The appointment could have a crucial bearing on the future of Pakistan’s fragile democracy, and whether relations with neighbouring India are allowed to improve:
THE ARMY’S ROLE IN PAKISTANDuring the 75 years since independence and formation of Pakistan out of the Partition of India, the army has seized power three times and directly ruled the Islamic republic for more than three decades, fighting three wars with India along the way.
Even when a civilian government holds power, Pakistan’s generals retain a dominant influence over security matters and foreign affairs.
Who is asim munir
Munir will replace General Qamar Javed Bajwa, who retires later this month after a six-year term.
Munir served in an area disputed with India that borders China and also in Saudi Arabia, a major financial supporter of Pakistan.
He later headed Pakistan’s two most influential intelligence agencies – Military Intelligence (MI) in 2017 and then the Inter-Services Intelligence (ISI) in 2018. He was removed as ISI chief after just eight months on the request of then-Prime Minister Imran Khan. No reason was given for his removal.
Munir is currently serving as the army’s quartermaster general, in charge of supplies.
Why it matters globally
Pakistan’s army chief will play a key role in managing risks of conflict with nuclear-armed rival India on its eastern border, while dealing with potential instability and friction with Afghanistan on its western frontier.
Many world capitals, including Washington and Beijing, have direct ties with Pakistan’s military, given the country’s strategic location in a volatile neighbourhood, and a coastline close to major shipping lanes serving the oil-rich Gulf.
Foreign governments have periodically questioned the safety of a nuclear arsenal, which includes long-range missiles, in a country so frequently needing IMF bailouts and where anti-Western and anti-India militant groups have proliferated.
And internal security has been a near constant problem due to insurgencies in ethnic Pashtun and Baloch regions.
Despite all the risks, Pakistan and its military have dismissed foreigners’ concerns over the command and control, and security of its nuclear weapons.
Why is this appointment important domestically?
The military has long been accused of manipulating the democratic process to maintain its dominance. Nineteen of Pakistan’s 30 prime ministers were elected, but not one of them completed their five year terms.
Having recently admitted to its past meddling in politics, the army has said it would no longer interfere. Whether the new chief stands by that commitment could be key to Pakistan’s democratic evolution.
Pakistan is in the midst of another bout of political uncertainty as Khan has led country-wide protests in an attempt to force Prime Minister Shehbaz Sharif into early elections.
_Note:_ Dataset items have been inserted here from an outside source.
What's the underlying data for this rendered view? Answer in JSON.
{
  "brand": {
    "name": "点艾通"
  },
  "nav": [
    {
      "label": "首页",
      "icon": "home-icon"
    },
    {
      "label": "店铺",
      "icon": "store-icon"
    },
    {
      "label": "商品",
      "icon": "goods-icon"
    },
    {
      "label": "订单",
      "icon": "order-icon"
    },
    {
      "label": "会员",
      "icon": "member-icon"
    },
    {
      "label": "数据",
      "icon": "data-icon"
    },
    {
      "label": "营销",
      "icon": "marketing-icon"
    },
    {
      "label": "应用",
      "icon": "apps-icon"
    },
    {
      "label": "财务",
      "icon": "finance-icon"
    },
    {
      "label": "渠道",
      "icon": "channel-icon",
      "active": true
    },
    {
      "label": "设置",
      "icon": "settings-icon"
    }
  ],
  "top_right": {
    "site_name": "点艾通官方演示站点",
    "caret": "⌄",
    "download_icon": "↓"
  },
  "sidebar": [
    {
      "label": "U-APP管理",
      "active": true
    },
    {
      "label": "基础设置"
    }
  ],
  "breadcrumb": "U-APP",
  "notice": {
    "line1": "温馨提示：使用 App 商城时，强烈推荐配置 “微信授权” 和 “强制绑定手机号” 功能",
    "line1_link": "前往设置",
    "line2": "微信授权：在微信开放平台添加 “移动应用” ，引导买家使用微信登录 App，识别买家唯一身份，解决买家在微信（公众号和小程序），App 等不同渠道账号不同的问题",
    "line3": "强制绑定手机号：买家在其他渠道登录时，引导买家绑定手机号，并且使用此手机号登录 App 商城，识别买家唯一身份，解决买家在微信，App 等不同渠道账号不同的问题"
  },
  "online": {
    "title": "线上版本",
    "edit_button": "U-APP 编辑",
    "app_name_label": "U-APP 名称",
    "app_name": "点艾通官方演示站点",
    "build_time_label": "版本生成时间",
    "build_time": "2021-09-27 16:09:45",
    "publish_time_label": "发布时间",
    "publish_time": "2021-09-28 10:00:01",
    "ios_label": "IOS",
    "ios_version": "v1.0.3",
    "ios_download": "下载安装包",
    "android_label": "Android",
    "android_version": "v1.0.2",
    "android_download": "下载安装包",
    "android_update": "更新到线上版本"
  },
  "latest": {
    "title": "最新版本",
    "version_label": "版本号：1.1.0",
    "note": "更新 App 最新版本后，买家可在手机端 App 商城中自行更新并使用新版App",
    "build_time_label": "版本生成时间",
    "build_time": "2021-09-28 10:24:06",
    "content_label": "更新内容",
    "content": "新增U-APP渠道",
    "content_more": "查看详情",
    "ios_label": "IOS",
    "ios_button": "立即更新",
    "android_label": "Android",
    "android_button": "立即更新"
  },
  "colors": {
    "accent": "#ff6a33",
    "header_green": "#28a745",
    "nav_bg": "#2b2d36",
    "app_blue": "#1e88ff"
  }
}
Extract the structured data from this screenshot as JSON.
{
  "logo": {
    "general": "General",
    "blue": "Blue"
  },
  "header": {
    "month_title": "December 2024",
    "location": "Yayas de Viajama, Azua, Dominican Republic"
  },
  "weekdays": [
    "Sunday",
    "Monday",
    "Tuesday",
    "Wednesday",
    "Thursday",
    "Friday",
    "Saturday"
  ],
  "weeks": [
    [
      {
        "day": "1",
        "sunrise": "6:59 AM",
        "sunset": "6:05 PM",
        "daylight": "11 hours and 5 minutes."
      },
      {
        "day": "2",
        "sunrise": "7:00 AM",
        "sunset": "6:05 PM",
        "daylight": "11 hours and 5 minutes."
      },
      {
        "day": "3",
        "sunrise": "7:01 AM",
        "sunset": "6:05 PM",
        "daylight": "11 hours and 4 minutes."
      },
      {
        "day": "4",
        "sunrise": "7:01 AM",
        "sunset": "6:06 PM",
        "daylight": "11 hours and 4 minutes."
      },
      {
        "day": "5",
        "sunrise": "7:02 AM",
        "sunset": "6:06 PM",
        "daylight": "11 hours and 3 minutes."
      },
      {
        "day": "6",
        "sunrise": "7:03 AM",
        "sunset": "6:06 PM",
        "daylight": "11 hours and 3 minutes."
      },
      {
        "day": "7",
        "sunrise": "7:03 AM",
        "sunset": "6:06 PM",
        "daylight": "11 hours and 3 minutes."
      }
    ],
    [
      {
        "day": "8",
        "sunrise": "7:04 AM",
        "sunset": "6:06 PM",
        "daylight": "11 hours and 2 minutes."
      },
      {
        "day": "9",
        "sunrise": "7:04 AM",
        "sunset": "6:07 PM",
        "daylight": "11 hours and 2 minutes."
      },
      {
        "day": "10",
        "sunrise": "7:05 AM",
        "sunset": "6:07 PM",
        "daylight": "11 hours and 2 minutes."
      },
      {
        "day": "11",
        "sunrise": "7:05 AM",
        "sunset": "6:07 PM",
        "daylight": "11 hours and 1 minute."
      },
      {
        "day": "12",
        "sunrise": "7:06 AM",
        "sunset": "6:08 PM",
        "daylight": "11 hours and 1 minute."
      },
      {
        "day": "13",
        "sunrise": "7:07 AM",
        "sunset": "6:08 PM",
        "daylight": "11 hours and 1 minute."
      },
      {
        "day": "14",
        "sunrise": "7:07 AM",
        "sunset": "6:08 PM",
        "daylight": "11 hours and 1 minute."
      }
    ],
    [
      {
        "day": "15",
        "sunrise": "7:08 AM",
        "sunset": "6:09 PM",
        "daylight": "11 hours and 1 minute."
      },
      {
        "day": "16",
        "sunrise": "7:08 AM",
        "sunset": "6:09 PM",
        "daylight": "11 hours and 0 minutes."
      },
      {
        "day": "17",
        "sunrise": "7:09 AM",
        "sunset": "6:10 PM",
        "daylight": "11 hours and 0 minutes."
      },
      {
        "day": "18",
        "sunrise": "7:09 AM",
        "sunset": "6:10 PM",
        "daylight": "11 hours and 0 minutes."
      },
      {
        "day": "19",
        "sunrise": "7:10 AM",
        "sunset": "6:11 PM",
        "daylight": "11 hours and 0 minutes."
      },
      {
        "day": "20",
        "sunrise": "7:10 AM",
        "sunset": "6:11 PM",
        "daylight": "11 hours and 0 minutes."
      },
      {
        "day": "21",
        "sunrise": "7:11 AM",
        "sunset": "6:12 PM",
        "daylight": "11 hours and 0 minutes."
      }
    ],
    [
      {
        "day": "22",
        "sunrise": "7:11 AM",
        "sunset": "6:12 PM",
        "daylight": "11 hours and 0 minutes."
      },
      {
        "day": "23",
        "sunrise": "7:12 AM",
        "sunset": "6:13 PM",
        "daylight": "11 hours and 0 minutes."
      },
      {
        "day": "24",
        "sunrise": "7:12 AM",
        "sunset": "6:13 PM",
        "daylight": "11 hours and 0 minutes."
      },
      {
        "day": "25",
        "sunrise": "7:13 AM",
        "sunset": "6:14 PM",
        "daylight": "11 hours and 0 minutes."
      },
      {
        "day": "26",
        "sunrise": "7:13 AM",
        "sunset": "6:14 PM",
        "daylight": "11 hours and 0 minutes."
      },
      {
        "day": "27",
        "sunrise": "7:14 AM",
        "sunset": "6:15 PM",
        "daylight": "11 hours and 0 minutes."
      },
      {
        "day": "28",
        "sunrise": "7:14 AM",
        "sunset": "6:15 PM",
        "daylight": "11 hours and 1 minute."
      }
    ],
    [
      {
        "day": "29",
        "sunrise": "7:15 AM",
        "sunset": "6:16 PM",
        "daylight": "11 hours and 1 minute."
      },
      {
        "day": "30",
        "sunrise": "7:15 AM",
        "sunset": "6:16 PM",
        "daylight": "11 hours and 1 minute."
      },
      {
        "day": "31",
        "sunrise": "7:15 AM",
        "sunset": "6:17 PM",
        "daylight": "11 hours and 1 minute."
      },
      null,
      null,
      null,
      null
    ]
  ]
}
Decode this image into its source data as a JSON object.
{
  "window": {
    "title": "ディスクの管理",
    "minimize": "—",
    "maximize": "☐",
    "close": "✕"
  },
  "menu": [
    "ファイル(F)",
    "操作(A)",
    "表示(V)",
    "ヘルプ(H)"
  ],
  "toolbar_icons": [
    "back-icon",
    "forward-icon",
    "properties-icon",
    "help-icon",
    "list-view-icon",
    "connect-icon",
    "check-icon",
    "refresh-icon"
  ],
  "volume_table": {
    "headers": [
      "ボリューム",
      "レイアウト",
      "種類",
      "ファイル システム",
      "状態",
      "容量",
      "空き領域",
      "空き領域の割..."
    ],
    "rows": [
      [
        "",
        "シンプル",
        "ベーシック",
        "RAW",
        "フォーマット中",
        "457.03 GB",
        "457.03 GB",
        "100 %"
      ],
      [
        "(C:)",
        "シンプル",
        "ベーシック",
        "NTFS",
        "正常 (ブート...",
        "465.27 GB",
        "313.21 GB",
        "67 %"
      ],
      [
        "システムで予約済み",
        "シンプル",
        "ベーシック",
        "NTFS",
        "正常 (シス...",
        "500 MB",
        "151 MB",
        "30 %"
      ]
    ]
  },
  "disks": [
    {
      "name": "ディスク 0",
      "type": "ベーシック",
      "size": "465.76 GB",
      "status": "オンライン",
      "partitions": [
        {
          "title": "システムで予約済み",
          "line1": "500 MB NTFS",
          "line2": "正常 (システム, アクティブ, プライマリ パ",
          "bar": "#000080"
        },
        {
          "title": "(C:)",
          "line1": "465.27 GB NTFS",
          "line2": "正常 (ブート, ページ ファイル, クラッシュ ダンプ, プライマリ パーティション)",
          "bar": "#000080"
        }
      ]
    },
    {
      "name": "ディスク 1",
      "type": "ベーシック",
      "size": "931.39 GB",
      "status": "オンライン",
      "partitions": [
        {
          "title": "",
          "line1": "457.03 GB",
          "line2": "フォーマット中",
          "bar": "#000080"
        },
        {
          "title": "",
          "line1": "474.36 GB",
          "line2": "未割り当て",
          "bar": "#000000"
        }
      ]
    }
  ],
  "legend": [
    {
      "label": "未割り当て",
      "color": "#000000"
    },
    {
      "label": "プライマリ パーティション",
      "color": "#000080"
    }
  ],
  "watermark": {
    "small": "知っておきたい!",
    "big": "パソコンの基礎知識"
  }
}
The incoming army chief could potentially play a key role in lowering the political temperature as Pakistan attempts to survive an economic crisis and recover from historic floods.
Bajwa sought to balance ties with China and the United States. While Islamabad moved closer to Beijing, Bajwa also worked to thaw relations with Washington, with whom he worked closely during the evacuation of Kabul in 2021 when western forces pulled out of Afghanistan.
Bajwa also took an active interest in economic matters, as well he might given how much of the budget goes to the military.
He made highly publicised visits to Beijing and the Middle East – helping to secure financial assistance for Pakistan. He also lobbied Washington to help strike a deal with the International Monetary Fund.
He even summoned Pakistan’s top industrialists to a meeting at army headquarters to encourage them to pay more tax.
During his tenure, India and Pakistan fought air skirmishes in 2019, but he was a public proponent of better ties and avoided escalation when tensions ran high, such as when an Indian missile accidentally crashed into Pakistan’s territory this year.
In early 2021, Bajwa sanctioned a restoration of a ceasefire agreement with Delhi in the disputed region of Kashmir.
Domestically, he was accused of political meddling. Politicians said he helped former cricketer Imran Khan become prime minister in 2018. In an about-turn earlier this year, Khan accused Bajwa of playing a part in his downfall.